Des émissions récurrentes, jusqu’à l’absorption complète de l’étoile
Dans un événement partiel de rupture par effet de marée, le noyau de haute densité de l’étoile reste intact, tandis que son enveloppe externe, de faible densité, est éliminée et alimente un épisode d’accrétion lumineux, expliquent Wevers et son équipe dans l’article présentant leur découverte.
Le premier événement dont il est question, appelé eRASSt J045650.3−203750, a été découvert par le télescope à rayons X eROSITA, à bord de la mission Spectrum-Roentgen-Gamma.

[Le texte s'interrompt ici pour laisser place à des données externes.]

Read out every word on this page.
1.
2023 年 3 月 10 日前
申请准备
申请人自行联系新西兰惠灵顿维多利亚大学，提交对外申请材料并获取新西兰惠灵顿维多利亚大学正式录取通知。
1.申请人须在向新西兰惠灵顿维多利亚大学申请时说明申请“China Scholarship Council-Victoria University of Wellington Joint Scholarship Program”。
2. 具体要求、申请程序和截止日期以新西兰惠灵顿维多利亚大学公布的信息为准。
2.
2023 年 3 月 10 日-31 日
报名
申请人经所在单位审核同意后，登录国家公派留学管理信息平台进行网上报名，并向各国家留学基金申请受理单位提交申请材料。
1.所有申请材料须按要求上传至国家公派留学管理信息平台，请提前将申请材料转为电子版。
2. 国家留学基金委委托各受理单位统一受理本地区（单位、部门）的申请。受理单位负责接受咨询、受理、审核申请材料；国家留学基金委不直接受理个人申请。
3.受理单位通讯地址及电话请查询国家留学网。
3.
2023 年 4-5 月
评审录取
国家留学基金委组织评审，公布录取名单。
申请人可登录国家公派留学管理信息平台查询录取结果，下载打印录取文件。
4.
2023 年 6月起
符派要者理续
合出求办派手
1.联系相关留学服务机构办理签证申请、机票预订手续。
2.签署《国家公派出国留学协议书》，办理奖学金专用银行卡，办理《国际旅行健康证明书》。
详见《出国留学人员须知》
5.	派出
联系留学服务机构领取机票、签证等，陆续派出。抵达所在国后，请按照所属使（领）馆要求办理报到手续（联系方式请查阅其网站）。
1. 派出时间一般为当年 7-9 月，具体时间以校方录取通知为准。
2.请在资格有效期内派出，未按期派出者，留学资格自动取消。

Il se situe dans une galaxie inactive, à un décalage vers le rouge d’environ 0,077. Les observations réalisées par Liu et son équipe en 2021 et 2022 avec le XMM-Newton ont révélé que l’éruption d’origine était suivie d’explosions répétées environ tous les 223 jours. « Le trou noir a montré une atténuation inhabituellement drastique de la lumière des rayons X, par rapport au moment où il avait été découvert deux semaines auparavant par le télescope eROSITA », relate le chercheur.

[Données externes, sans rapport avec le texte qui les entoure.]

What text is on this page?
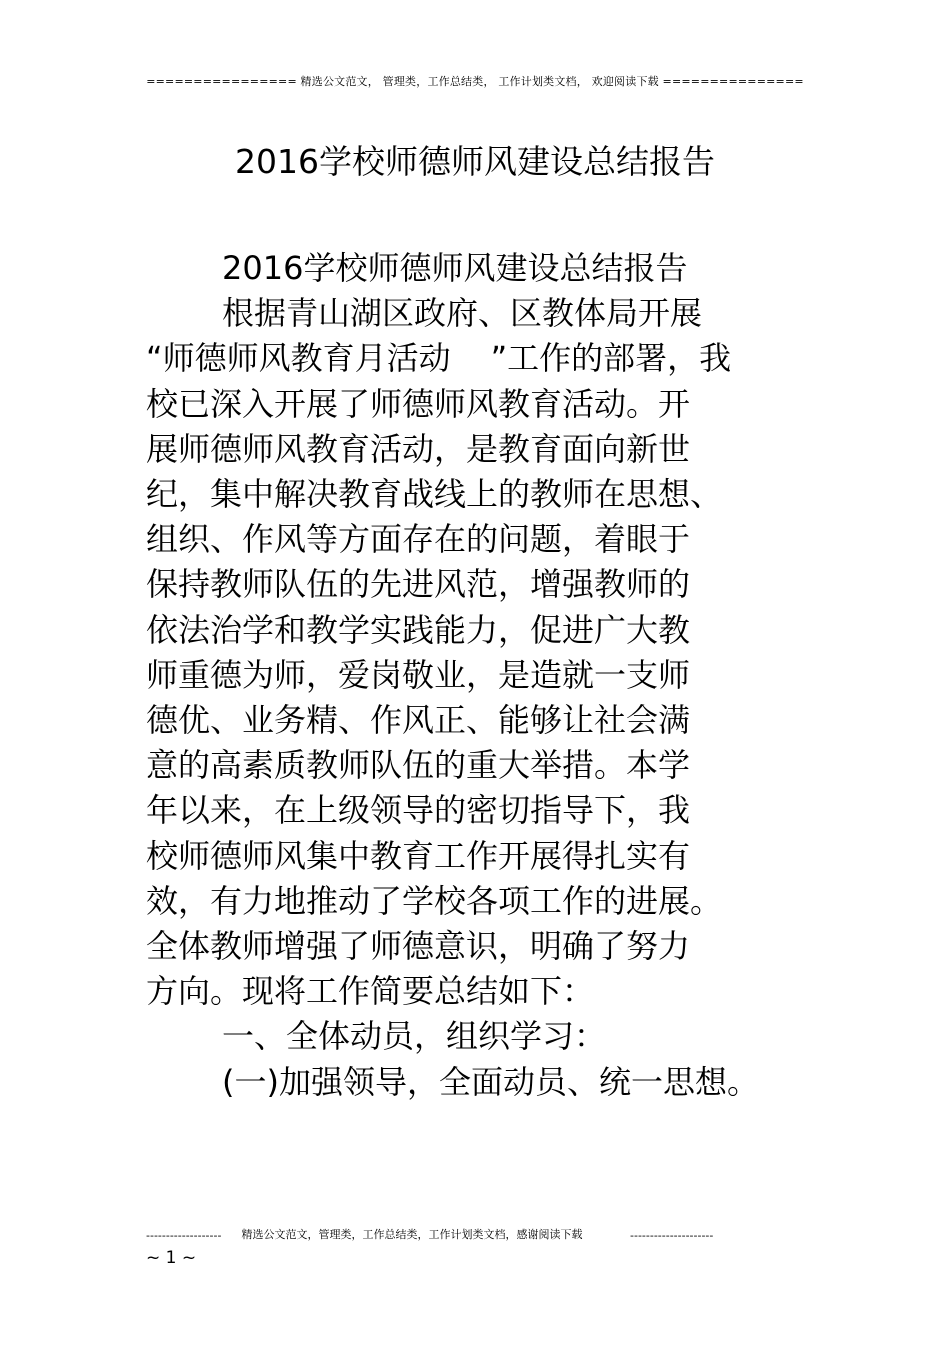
================ 精选公文范文， 管理类，工作总结类， 工作计划类文档， 欢迎阅读下载 ===============
2016学校师德师风建设总结报告

2016学校师德师风建设总结报告

根据青山湖区政府、区教体局开展

“师德师风教育月活动 ”工作的部署，我

校已深入开展了师德师风教育活动。开

展师德师风教育活动，是教育面向新世

纪，集中解决教育战线上的教师在思想、

组织、作风等方面存在的问题，着眼于

保持教师队伍的先进风范，增强教师的

依法治学和教学实践能力，促进广大教

师重德为师，爱岗敬业，是造就一支师

德优、业务精、作风正、能够让社会满

意的高素质教师队伍的重大举措。本学

年以来，在上级领导的密切指导下，我

校师德师风集中教育工作开展得扎实有

效，有力地推动了学校各项工作的进展。

全体教师增强了师德意识，明确了努力

方向。现将工作简要总结如下：

一、全体动员，组织学习：

(一)加强领导，全面动员、统一思想。

------------------- 精选公文范文，管理类，工作总结类，工作计划类文档，感谢阅读下载	---------------------
~ 1 ~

Le second événement, nommé AT2018fyk, implique un trou noir de quelque 100 masses solaires ; il a été découvert en 2018 par le All-Sky Automated Survey for Supernovae, au cœur d’une galaxie à un redshift d’environ 0,06 (située à quelque 900 millions d’années-lumière). Il a généré d’intenses émissions dans l’ultraviolet et les rayons X pendant au moins 500 jours, avant de s’éteindre soudainement.

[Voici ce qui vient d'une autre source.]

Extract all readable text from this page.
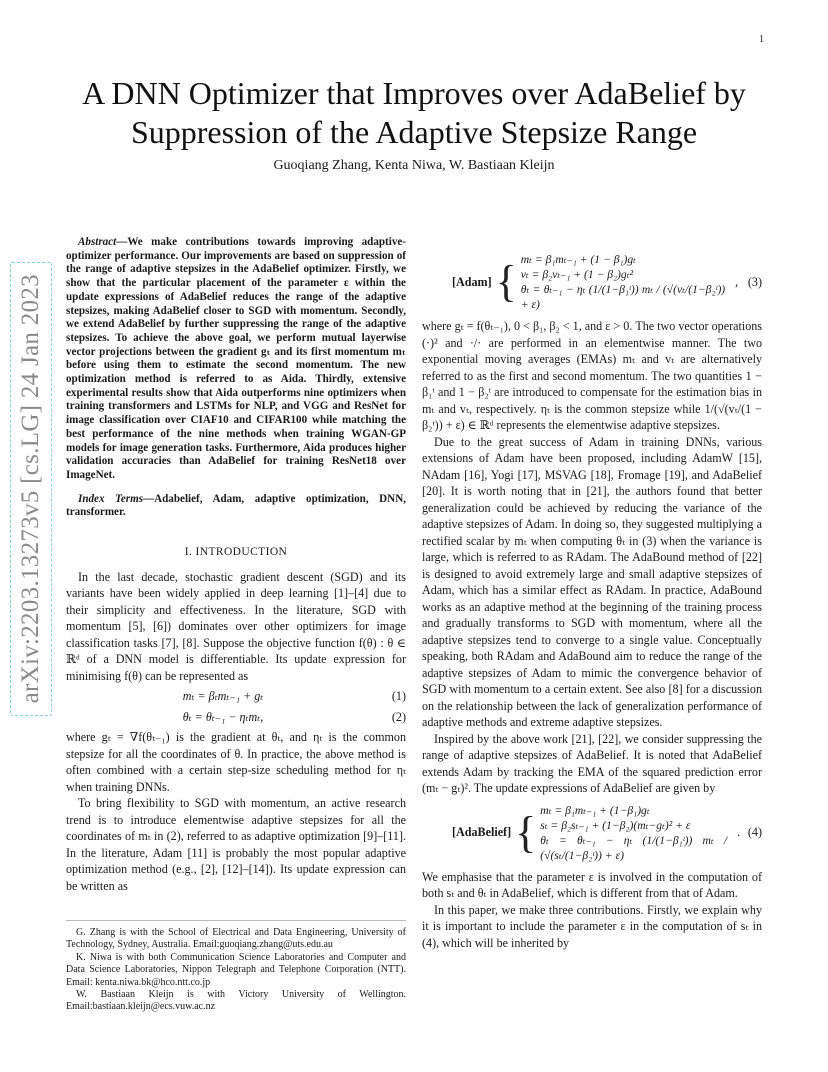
1
arXiv:2203.13273v5 [cs.LG] 24 Jan 2023
A DNN Optimizer that Improves over AdaBelief by Suppression of the Adaptive Stepsize Range
Guoqiang Zhang, Kenta Niwa, W. Bastiaan Kleijn

Abstract—We make contributions towards improving adaptive-optimizer performance. Our improvements are based on suppression of the range of adaptive stepsizes in the AdaBelief optimizer. Firstly, we show that the particular placement of the parameter ε within the update expressions of AdaBelief reduces the range of the adaptive stepsizes, making AdaBelief closer to SGD with momentum. Secondly, we extend AdaBelief by further suppressing the range of the adaptive stepsizes. To achieve the above goal, we perform mutual layerwise vector projections between the gradient gₜ and its first momentum mₜ before using them to estimate the second momentum. The new optimization method is referred to as Aida. Thirdly, extensive experimental results show that Aida outperforms nine optimizers when training transformers and LSTMs for NLP, and VGG and ResNet for image classification over CIAF10 and CIFAR100 while matching the best performance of the nine methods when training WGAN-GP models for image generation tasks. Furthermore, Aida produces higher validation accuracies than AdaBelief for training ResNet18 over ImageNet.

Index Terms—Adabelief, Adam, adaptive optimization, DNN, transformer.

I. INTRODUCTION

In the last decade, stochastic gradient descent (SGD) and its variants have been widely applied in deep learning [1]–[4] due to their simplicity and effectiveness. In the literature, SGD with momentum [5], [6]) dominates over other optimizers for image classification tasks [7], [8]. Suppose the objective function f(θ) : θ ∈ ℝᵈ of a DNN model is differentiable. Its update expression for minimising f(θ) can be represented as

mₜ = βₜmₜ₋₁ + gₜ	(1)
θₜ = θₜ₋₁ − ηₜmₜ,	(2)

where gₜ = ∇f(θₜ₋₁) is the gradient at θₜ, and ηₜ is the common stepsize for all the coordinates of θ. In practice, the above method is often combined with a certain step-size scheduling method for ηₜ when training DNNs.

To bring flexibility to SGD with momentum, an active research trend is to introduce elementwise adaptive stepsizes for all the coordinates of mₜ in (2), referred to as adaptive optimization [9]–[11]. In the literature, Adam [11] is probably the most popular adaptive optimization method (e.g., [2], [12]–[14]). Its update expression can be written as

G. Zhang is with the School of Electrical and Data Engineering, University of Technology, Sydney, Australia. Email:guoqiang.zhang@uts.edu.au

K. Niwa is with both Communication Science Laboratories and Computer and Data Science Laboratories, Nippon Telegraph and Telephone Corporation (NTT). Email: kenta.niwa.bk@hco.ntt.co.jp

W. Bastiaan Kleijn is with Victory University of Wellington. Email:bastiaan.kleijn@ecs.vuw.ac.nz

[Adam] { mₜ = β₁mₜ₋₁ + (1 − β₁)gₜ
vₜ = β₂vₜ₋₁ + (1 − β₂)gₜ²
θₜ = θₜ₋₁ − ηₜ (1/(1−β₁ᵗ)) mₜ / (√(vₜ/(1−β₂ᵗ)) + ε)
, (3)

where gₜ = f(θₜ₋₁), 0 < β₁, β₂ < 1, and ε > 0. The two vector operations (·)² and ·/· are performed in an elementwise manner. The two exponential moving averages (EMAs) mₜ and vₜ are alternatively referred to as the first and second momentum. The two quantities 1 − β₁ᵗ and 1 − β₂ᵗ are introduced to compensate for the estimation bias in mₜ and vₜ, respectively. ηₜ is the common stepsize while 1/(√(vₜ/(1 − β₂ᵗ)) + ε) ∈ ℝᵈ represents the elementwise adaptive stepsizes.

Due to the great success of Adam in training DNNs, various extensions of Adam have been proposed, including AdamW [15], NAdam [16], Yogi [17], MSVAG [18], Fromage [19], and AdaBelief [20]. It is worth noting that in [21], the authors found that better generalization could be achieved by reducing the variance of the adaptive stepsizes of Adam. In doing so, they suggested multiplying a rectified scalar by mₜ when computing θₜ in (3) when the variance is large, which is referred to as RAdam. The AdaBound method of [22] is designed to avoid extremely large and small adaptive stepsizes of Adam, which has a similar effect as RAdam. In practice, AdaBound works as an adaptive method at the beginning of the training process and gradually transforms to SGD with momentum, where all the adaptive stepsizes tend to converge to a single value. Conceptually speaking, both RAdam and AdaBound aim to reduce the range of the adaptive stepsizes of Adam to mimic the convergence behavior of SGD with momentum to a certain extent. See also [8] for a discussion on the relationship between the lack of generalization performance of adaptive methods and extreme adaptive stepsizes.

Inspired by the above work [21], [22], we consider suppressing the range of adaptive stepsizes of AdaBelief. It is noted that AdaBelief extends Adam by tracking the EMA of the squared prediction error (mₜ − gₜ)². The update expressions of AdaBelief are given by

[AdaBelief] { mₜ = β₁mₜ₋₁ + (1−β₁)gₜ
sₜ = β₂sₜ₋₁ + (1−β₂)(mₜ−gₜ)² + ε
θₜ = θₜ₋₁ − ηₜ (1/(1−β₁ᵗ)) mₜ / (√(sₜ/(1−β₂ᵗ)) + ε)
. (4)

We emphasise that the parameter ε is involved in the computation of both sₜ and θₜ in AdaBelief, which is different from that of Adam.

In this paper, we make three contributions. Firstly, we explain why it is important to include the parameter ε in the computation of sₜ in (4), which will be inherited by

En mai 2022, Wevers et ses collègues ont observé via le XMM-Newton la ré-émergence de ces composantes d’émission environ 1200 jours après leur première apparition. Alors qu’ils cherchaient une explication au phénomène, ils ont constaté que le modèle d’un TDE partiel pouvait reproduire les données observées.
Première détection d’éruptions répétées dans des galaxies inactives
« Nous proposons qu’un TDE partiel répété, où l’étoile partiellement perturbée est sur une orbite d’environ 1200 jours autour du trou noir supermassif et est périodiquement dépouillée de sa masse lors de chaque passage du péricentre, alimente sa courbe de lumière », résume l’équipe. Si ces conclusions sont exactes, un autre événement de forte atténuation devrait avoir lieu autour du jour 1800 (en août 2023), et un rallumage ultérieur autour du jour 2400 (en mars 2025), précisent les chercheurs.
Le fait que les éruptions se répètent si rapidement dans les deux cas fournit de précieuses informations sur ce type d’événement : « Ces nouvelles observations sont incroyablement intéressantes pour étudier l’influence des trous noirs supermassifs. […] Elles suggèrent que l’étoile perturbée est attirée sur une orbite proche après avoir été arrachée d’un système stellaire binaire par le trou noir supermassif central », explique William Alston, chercheur à l’ESA.
Depuis leur découverte dans les années 1990, près d’une centaine d’événements de rupture par effet de marée ont été observés. Mais c’est la première fois que des TDE partiels sont détectés dans des galaxies inactives ; ils proviennent de trous noirs qui restent habituellement sombres et silencieux, jusqu’à l’approche d’une étoile.
Ces deux événements seront suivis de près, en particulier lors de leurs futures éruptions lumineuses respectives, afin de confirmer les résultats. Il se peut également que les chercheurs n’observent rien lors de la prochaine rencontre prévue, ce qui signifiera que l’étoile a été complètement engloutie lors du précédent épisode.